(For the Baptist Crisis Center Food Driveat Valvoline Express Care)
#10… Sushi. It won’t keep long enough, and we can’t be certain what type fish is in there. We prefer canned goods.
#9 … That beautiful Claxton Fruit Cake you’ve been exchanging between family and friends over the past 25 Christmases.
#8 … We cannot receive any fruit cake that fails to pass the brick and anvil test.
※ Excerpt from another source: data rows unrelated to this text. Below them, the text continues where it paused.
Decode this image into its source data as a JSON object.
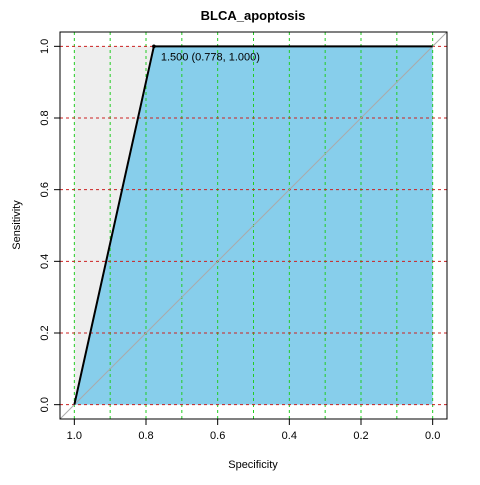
{
  "chart_data": {
    "type": "roc",
    "title": "BLCA_apoptosis",
    "x_label": "Specificity",
    "y_label": "Sensitivity",
    "series": [
      {
        "color": "#000000",
        "fill": "#87ceeb",
        "x": [
          1.0,
          0.778,
          0.0
        ],
        "values": [
          0.0,
          1.0,
          1.0
        ]
      }
    ],
    "xlim": [
      1.04,
      -0.04
    ],
    "ylim": [
      -0.04,
      1.04
    ],
    "xticks": [
      {
        "value": 1.0,
        "label": "1.0"
      },
      {
        "value": 0.8,
        "label": "0.8"
      },
      {
        "value": 0.6,
        "label": "0.6"
      },
      {
        "value": 0.4,
        "label": "0.4"
      },
      {
        "value": 0.2,
        "label": "0.2"
      },
      {
        "value": 0.0,
        "label": "0.0"
      }
    ],
    "yticks": [
      {
        "value": 0.0,
        "label": "0.0"
      },
      {
        "value": 0.2,
        "label": "0.2"
      },
      {
        "value": 0.4,
        "label": "0.4"
      },
      {
        "value": 0.6,
        "label": "0.6"
      },
      {
        "value": 0.8,
        "label": "0.8"
      },
      {
        "value": 1.0,
        "label": "1.0"
      }
    ],
    "x_grid": [
      1.0,
      0.9,
      0.8,
      0.7,
      0.6,
      0.5,
      0.4,
      0.3,
      0.2,
      0.1,
      0.0
    ],
    "x_grid_color": "#22cc22",
    "y_grid": [
      0.0,
      0.2,
      0.4,
      0.6,
      0.8,
      1.0
    ],
    "y_grid_color": "#cc2222",
    "annotation": {
      "text": "1.500 (0.778, 1.000)",
      "x": 0.778,
      "y": 1.0
    }
  }
}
#7 …Left-over collard greens. We appreciate the thought, but look; we can even see where you took a bite out of that area.
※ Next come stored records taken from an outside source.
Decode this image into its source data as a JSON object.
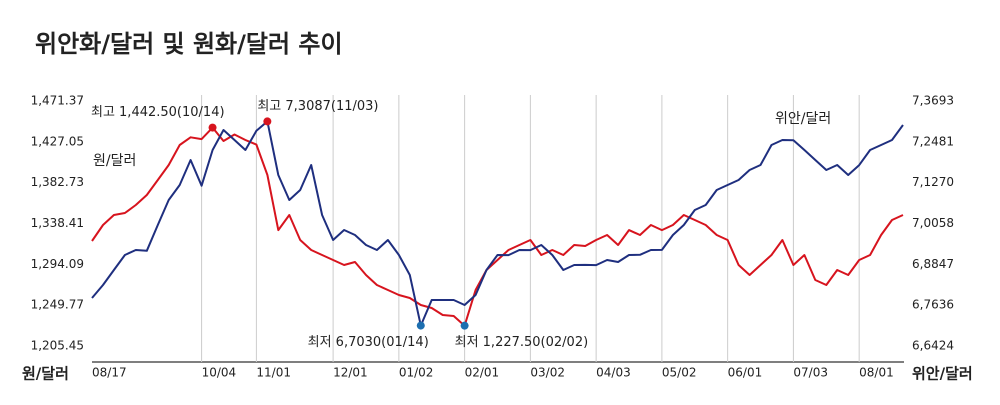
{
  "chart_data": {
    "type": "line",
    "title": "위안화/달러 및 원화/달러 추이",
    "ylabel": "원/달러",
    "y2label": "위안/달러",
    "categories": [
      "08/17",
      null,
      null,
      null,
      null,
      null,
      null,
      null,
      null,
      null,
      "10/04",
      null,
      null,
      null,
      null,
      "11/01",
      null,
      null,
      null,
      null,
      null,
      null,
      "12/01",
      null,
      null,
      null,
      null,
      null,
      "01/02",
      null,
      null,
      null,
      null,
      null,
      "02/01",
      null,
      null,
      null,
      null,
      null,
      "03/02",
      null,
      null,
      null,
      null,
      null,
      "04/03",
      null,
      null,
      null,
      null,
      null,
      "05/02",
      null,
      null,
      null,
      null,
      null,
      "06/01",
      null,
      null,
      null,
      null,
      null,
      "07/03",
      null,
      null,
      null,
      null,
      null,
      "08/01",
      null,
      null,
      null,
      null
    ],
    "series": [
      {
        "name": "원/달러",
        "color": "#d7141e",
        "axis": "y",
        "high_label": "최고 1,442.50(10/14)",
        "low_label": "최저 1,227.50(02/02)",
        "values": [
          1319.4,
          1336.8,
          1347.6,
          1349.8,
          1358.5,
          1369.3,
          1385.6,
          1401.9,
          1423.6,
          1432,
          1430,
          1442.5,
          1428,
          1435,
          1429.0,
          1424,
          1391.0,
          1331.3,
          1347.6,
          1320.5,
          1309.6,
          1304.2,
          1298.8,
          1293.4,
          1296.6,
          1282.5,
          1271.7,
          1266.2,
          1260.8,
          1257.5,
          1249.9,
          1246.7,
          1239.1,
          1238.0,
          1227.5,
          1266.2,
          1287.9,
          1298.8,
          1309.6,
          1315.1,
          1320.5,
          1304.2,
          1309.6,
          1304.2,
          1315.1,
          1314.0,
          1320.5,
          1325.9,
          1315.1,
          1331.3,
          1325.9,
          1336.8,
          1331.3,
          1336.8,
          1347.6,
          1342.2,
          1336.8,
          1325.9,
          1320.5,
          1293.4,
          1282.5,
          1293.4,
          1304.2,
          1320.5,
          1293.4,
          1304.2,
          1277.1,
          1271.7,
          1287.9,
          1282.5,
          1298.8,
          1304.2,
          1325.9,
          1342.2,
          1347.6
        ]
      },
      {
        "name": "위안/달러",
        "color": "#1f2f7f",
        "axis": "y2",
        "high_label": "최고 7,3087(11/03)",
        "low_label": "최저 6,7030(01/14)",
        "values": [
          6.7848,
          6.8234,
          6.8679,
          6.9124,
          6.9272,
          6.925,
          7.0014,
          7.0756,
          7.1201,
          7.1942,
          7.118,
          7.2239,
          7.2833,
          7.2536,
          7.224,
          7.281,
          7.3087,
          7.1497,
          7.0756,
          7.1052,
          7.1794,
          7.0311,
          6.9569,
          6.9866,
          6.9717,
          6.9421,
          6.9272,
          6.9569,
          6.9124,
          6.8531,
          6.703,
          6.7789,
          6.779,
          6.7788,
          6.764,
          6.7937,
          6.8679,
          6.9124,
          6.912,
          6.9272,
          6.927,
          6.9421,
          6.9124,
          6.8679,
          6.8827,
          6.883,
          6.8825,
          6.8976,
          6.8916,
          6.9124,
          6.913,
          6.9272,
          6.9275,
          6.9717,
          7.0014,
          7.0459,
          7.0607,
          7.1052,
          7.1201,
          7.1349,
          7.1646,
          7.1794,
          7.2387,
          7.2536,
          7.253,
          7.2239,
          7.1942,
          7.1646,
          7.1794,
          7.1497,
          7.179,
          7.2239,
          7.2387,
          7.2536,
          7.2981
        ]
      }
    ],
    "high_color": "#d7141e",
    "low_color": "#1d6fb0",
    "ylim": [
      1205.45,
      1471.37
    ],
    "yticks": [
      {
        "value": 1205.45,
        "label": "1,205.45"
      },
      {
        "value": 1249.77,
        "label": "1,249.77"
      },
      {
        "value": 1294.09,
        "label": "1,294.09"
      },
      {
        "value": 1338.41,
        "label": "1,338.41"
      },
      {
        "value": 1382.73,
        "label": "1,382.73"
      },
      {
        "value": 1427.05,
        "label": "1,427.05"
      },
      {
        "value": 1471.37,
        "label": "1,471.37"
      }
    ],
    "y2lim": [
      6.6424,
      7.3693
    ],
    "y2ticks": [
      {
        "value": 6.6424,
        "label": "6,6424"
      },
      {
        "value": 6.7636,
        "label": "6,7636"
      },
      {
        "value": 6.8847,
        "label": "6,8847"
      },
      {
        "value": 7.0058,
        "label": "7,0058"
      },
      {
        "value": 7.127,
        "label": "7,1270"
      },
      {
        "value": 7.2481,
        "label": "7,2481"
      },
      {
        "value": 7.3693,
        "label": "7,3693"
      }
    ],
    "grid": true
  }
}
#6 … Rainbow Mayonnaise. No colors, please, mayonnaise should be completely white.
#5 …This year, we can no longer receive Honey Buns that are not in their original wrapping.
#4 … There’s some question about receiving any food products using turkey. Especially now, when Thanksgiving is starting to become a distant memory.
#3 …Oranges you have left over from when you great aunt fromTampa visited last summer. We do not describe that smell as “ripe.”
#2 … Canned Mackerel that you’ve already opened. I know you didn’t take much out, but still, come on now.
# 1 … We regret we cannot accept Canned Possum from the Possum Processing Plant. We still have piles of Possum Pâté Party Platters from last year, which we discovered came from the factory seconds store. It may still be good, but the way they plaster that big “seconds” label all over the can makes even the hungriest of us loose our appetite.